I used Ksp for AgCl = 1.77E-10 and for AgBr = 5.35E-13. Your text may have different numbers.
Ksp AgCl = (Ag^+)(Cl^-). You know Cl^ from the problem. Calculate (Ag^+). I get approx 1E-9 M but you need a better answer than that.
Do the same for Ag^+ from AgBr. I get approx 4E-8 M. Again you need a better answer.
Now visualize your solution and you add the AgNO3 drop wise and with stirring. Which Ag^+ is reached first? Obriously the AgCl (the smaller number) will be reached first so AgCl will ppt first.
This is not part of the problem but some questions continue with, "What is the(Cl^-) when the first ppt of AgBr appears?" That is AgBr begins to ppt when (Ag^+) = approx 4E-8 so plug that number back in for Ag^+ to Ksp for AgCl and solve for Cl^-. I get about 5E-3. When enough AgNO3 has been added so that the Cl^- has been reduced from 0.14 to about 0.005 M, then both AgCl and AgBr will ppt together.

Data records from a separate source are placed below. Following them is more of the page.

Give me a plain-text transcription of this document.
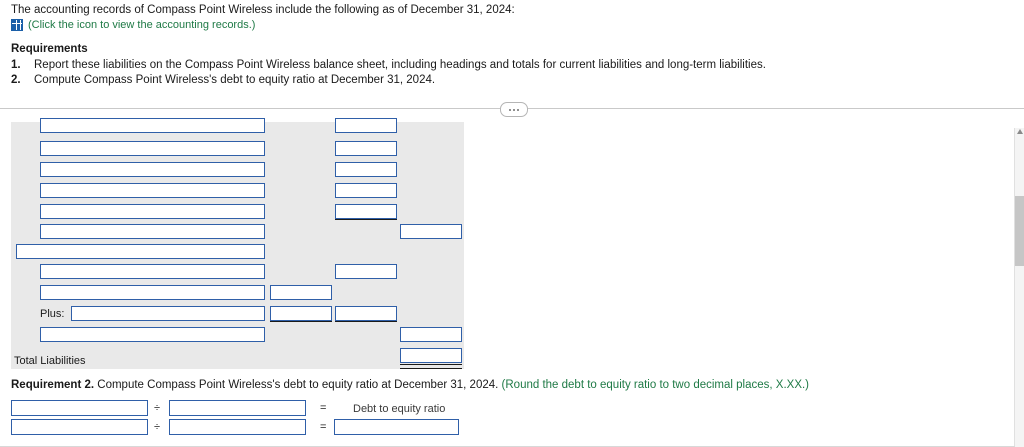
The accounting records of Compass Point Wireless include the following as of December 31, 2024:
(Click the icon to view the accounting records.)
Requirements
1. Report these liabilities on the Compass Point Wireless balance sheet, including headings and totals for current liabilities and long-term liabilities.
2. Compute Compass Point Wireless's debt to equity ratio at December 31, 2024.
Plus:
Total Liabilities
Requirement 2. Compute Compass Point Wireless's debt to equity ratio at December 31, 2024. (Round the debt to equity ratio to two decimal places, X.XX.)
÷	= Debt to equity ratio
÷	=
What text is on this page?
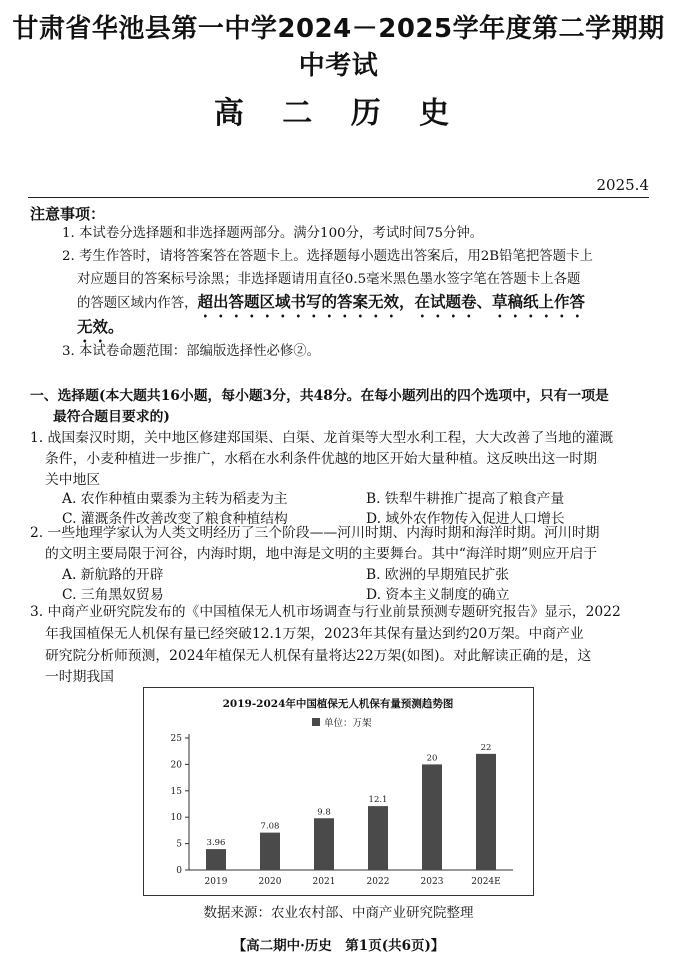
甘肃省华池县第一中学2024－2025学年度第二学期期中考试
高 二 历 史
2025.4
注意事项：
1. 本试卷分选择题和非选择题两部分。满分100分，考试时间75分钟。
2. 考生作答时，请将答案答在答题卡上。选择题每小题选出答案后，用2B铅笔把答题卡上
对应题目的答案标号涂黑；非选择题请用直径0.5毫米黑色墨水签字笔在答题卡上各题
的答题区域内作答，超出答题区域书写的答案无效，在试题卷、草稿纸上作答
无效。
3. 本试卷命题范围：部编版选择性必修②。
一、选择题(本大题共16小题，每小题3分，共48分。在每小题列出的四个选项中，只有一项是
最符合题目要求的)
1. 战国秦汉时期，关中地区修建郑国渠、白渠、龙首渠等大型水利工程，大大改善了当地的灌溉
条件，小麦种植进一步推广，水稻在水利条件优越的地区开始大量种植。这反映出这一时期
关中地区
A. 农作种植由粟黍为主转为稻麦为主	B. 铁犁牛耕推广提高了粮食产量
C. 灌溉条件改善改变了粮食种植结构	D. 域外农作物传入促进人口增长
2. 一些地理学家认为人类文明经历了三个阶段——河川时期、内海时期和海洋时期。河川时期
的文明主要局限于河谷，内海时期，地中海是文明的主要舞台。其中“海洋时期”则应开启于
A. 新航路的开辟	B. 欧洲的早期殖民扩张
C. 三角黑奴贸易	D. 资本主义制度的确立
3. 中商产业研究院发布的《中国植保无人机市场调查与行业前景预测专题研究报告》显示，2022
年我国植保无人机保有量已经突破12.1万架，2023年其保有量达到约20万架。中商产业
研究院分析师预测，2024年植保无人机保有量将达22万架(如图)。对此解读正确的是，这
一时期我国
2019-2024年中国植保无人机保有量预测趋势图
单位：万架
0
5
10
15
20
25
3.96
2019
7.08
2020
9.8
2021
12.1
2022
20
2023
22
2024E
数据来源：农业农村部、中商产业研究院整理
【高二期中·历史　第1页(共6页)】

To determine whether solid AgBr or solid AgCl will form first, or if they will co-precipitate, we need to compare the solubility products (Ksp) of AgBr and AgCl.
The solubility product (Ksp) is the equilibrium constant for a solid dissolving in a solution. It can be calculated using the following formula:
Ksp = [Ag+][Br-] for AgBr
Ksp = [Ag+][Cl-] for AgCl
Given that the solution contains 1.4 * 10^−5 mol of KBr and 0.14 mol of KCl per liter, we can determine the concentration of Ag+ and Br- (from KBr) and Ag+ and Cl- (from KCl).

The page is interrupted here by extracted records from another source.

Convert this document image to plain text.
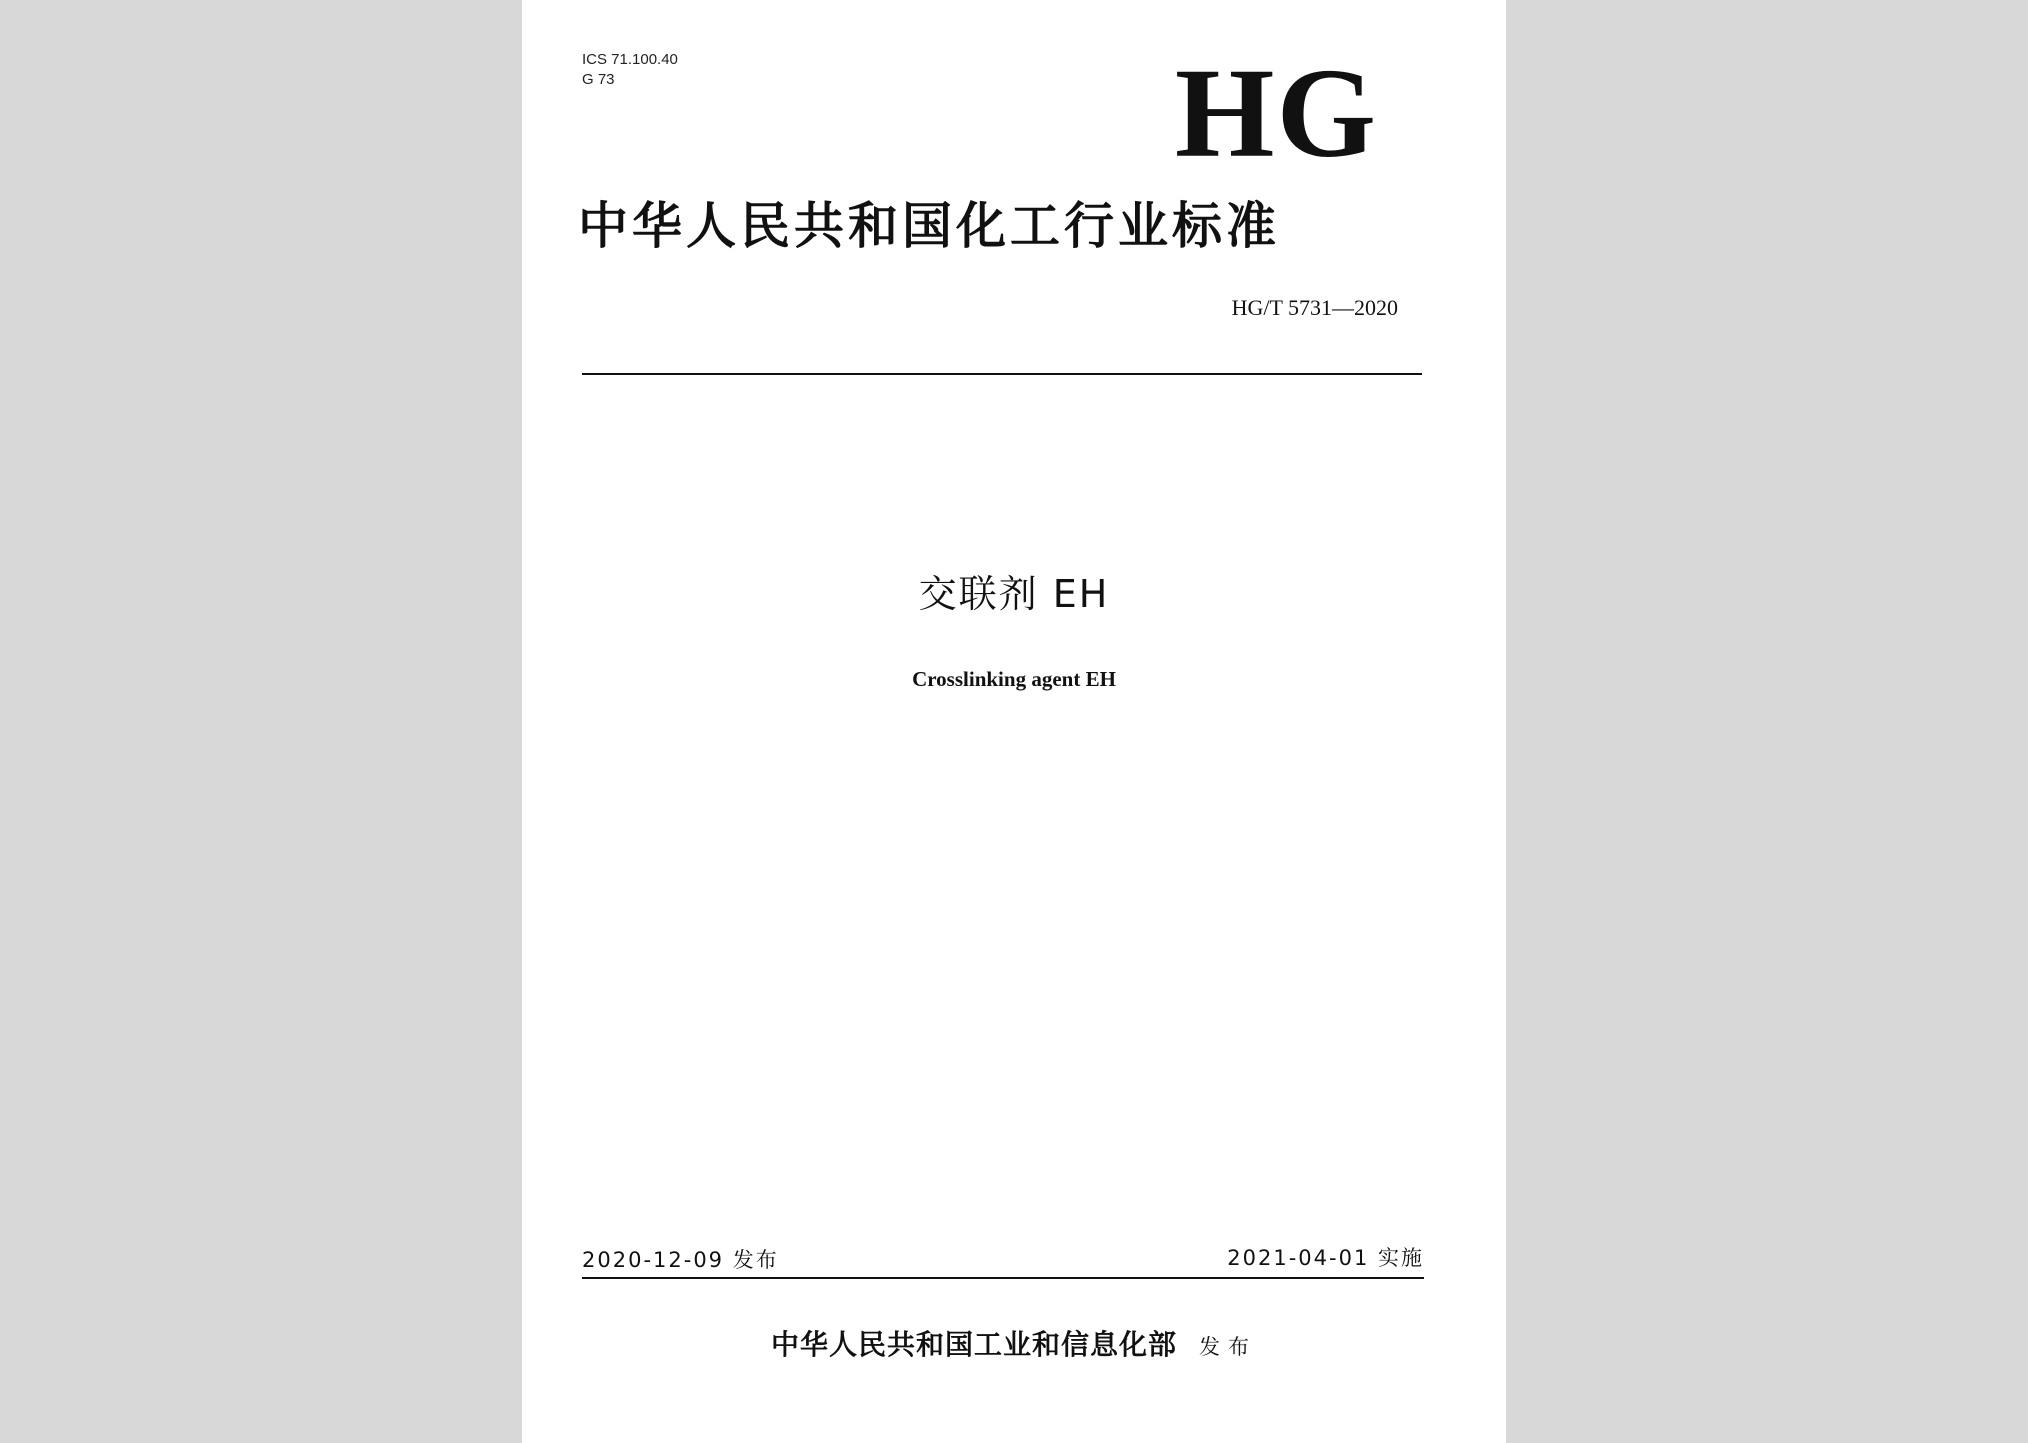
ICS 71.100.40
G 73	HG
中华人民共和国化工行业标准
HG/T 5731—2020
交联剂 EH
Crosslinking agent EH
2020-12-09 发布	2021-04-01 实施
中华人民共和国工业和信息化部 发布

Since KBr dissociates into one K+ ion and one Br- ion, the concentration of Ag+ ion will be equal to the concentration of Br- ion (since they will react to form AgBr).
Similarly, since KCl dissociates into one K+ ion and one Cl- ion, the concentration of Ag+ ion will be equal to the concentration of Cl- ion (since they will react to form AgCl).

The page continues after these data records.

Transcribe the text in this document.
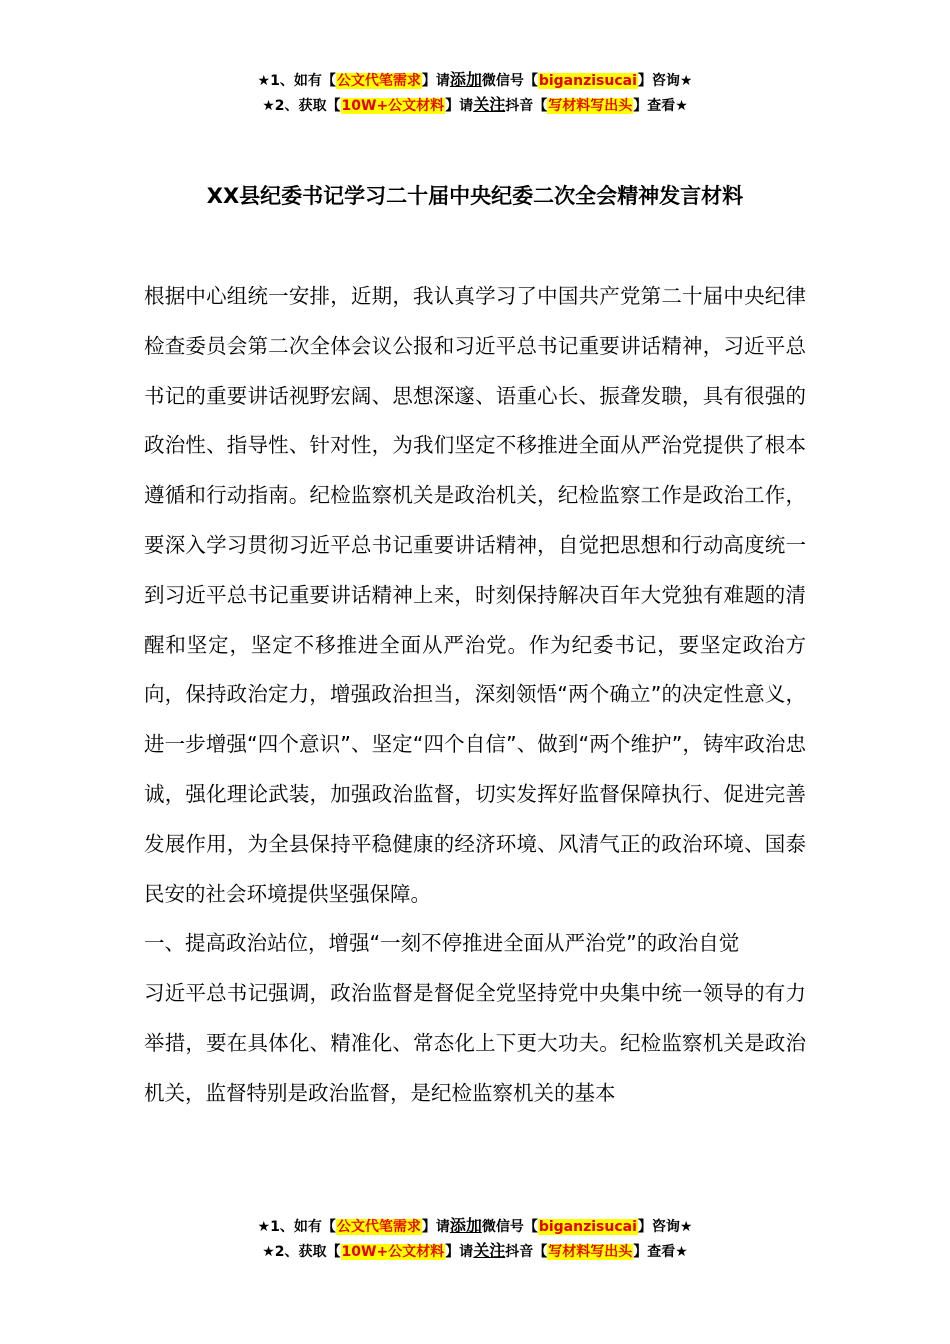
★1、如有【公文代笔需求】请添加微信号【biganzisucai】咨询★
★2、获取【10W+公文材料】请关注抖音【写材料写出头】查看★
XX县纪委书记学习二十届中央纪委二次全会精神发言材料

根据中心组统一安排，近期，我认真学习了中国共产党第二十届中央纪律检查委员会第二次全体会议公报和习近平总书记重要讲话精神，习近平总书记的重要讲话视野宏阔、思想深邃、语重心长、振聋发聩，具有很强的政治性、指导性、针对性，为我们坚定不移推进全面从严治党提供了根本遵循和行动指南。纪检监察机关是政治机关，纪检监察工作是政治工作，要深入学习贯彻习近平总书记重要讲话精神，自觉把思想和行动高度统一到习近平总书记重要讲话精神上来，时刻保持解决百年大党独有难题的清醒和坚定，坚定不移推进全面从严治党。作为纪委书记，要坚定政治方向，保持政治定力，增强政治担当，深刻领悟“两个确立”的决定性意义，进一步增强“四个意识”、坚定“四个自信”、做到“两个维护”，铸牢政治忠诚，强化理论武装，加强政治监督，切实发挥好监督保障执行、促进完善发展作用，为全县保持平稳健康的经济环境、风清气正的政治环境、国泰民安的社会环境提供坚强保障。

一、提高政治站位，增强“一刻不停推进全面从严治党”的政治自觉

习近平总书记强调，政治监督是督促全党坚持党中央集中统一领导的有力举措，要在具体化、精准化、常态化上下更大功夫。纪检监察机关是政治机关，监督特别是政治监督，是纪检监察机关的基本

★1、如有【公文代笔需求】请添加微信号【biganzisucai】咨询★
★2、获取【10W+公文材料】请关注抖音【写材料写出头】查看★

Therefore, the concentrations of Ag+ and Br- are:
[Ag+] = [Br-] = 1.4 * 10^−5 M
And the concentrations of Ag+ and Cl- are:
[Ag+] = [Cl-] = 0.14 M
To determine which solid will precipitate first or if they will co-precipitate, we need to compare the solubility products (Ksp) of AgBr and AgCl.
The solubility product (Ksp) of AgBr is:
Ksp(AgBr) = [Ag+][Br-] = (1.4 * 10^−5)(1.4 * 10^−5)
The solubility product (Ksp) of AgCl is:
Ksp(AgCl) = [Ag+][Cl-] = (0.14)(0.14)
Comparing the two Ksp values, we can observe that Ksp(AgBr) is considerably smaller than Ksp(AgCl) since Ksp(AgCl) is based on the higher concentration of Ag+. Therefore, AgCl has a higher solubility and is less likely to precipitate compared to AgBr.
Hence, solid AgBr will form first while solid AgCl will most likely remain in solution.
To determine whether solid AgBr or solid AgCl forms first, or if they co-precipitate, we need to compare the solubility products (Ksp) of AgBr and AgCl.
1. Calculate the concentration of Ag+ ions in the solution:
- Ag+ ions are formed when AgNO3 dissociates in water.
- The number of moles of AgNO3 added to the solution is given by the equation: AgNO3(mol) = 0.14 mol KCl
- Since KCl dissociates completely, the concentration of Ag+ ions contributed by KCl is 0.14 M.
2. Compare the solubility products (Ksp) of AgBr and AgCl:
- The Ksp for AgBr is 5.0 × 10^−13.
- The Ksp for AgCl is 1.8 × 10^−10.
3. Determine which product will precipitate first:
- Compare the product of the concentration of Ag+ ions in the solution with the Ksp values:
- For AgBr: (0.14 M)^1 x (1.4 × 10^−5 M)^1 = 1.96 × 10^−6
- For AgCl: (0.14 M)^1 x (0.14 M)^1 ≈ 0.02
- As we can see, the product of the concentrations for AgBr is significantly lower than AgCl.
- Therefore, solid AgCl will precipitate first as it exceeds its solubility product (Ksp) value.
- Solid AgBr will not precipitate because its product of concentrations is much lower than its Ksp value.
In conclusion, solid AgCl will precipitate first, while AgBr will remain in solution as ions. They do not co-precipitate together.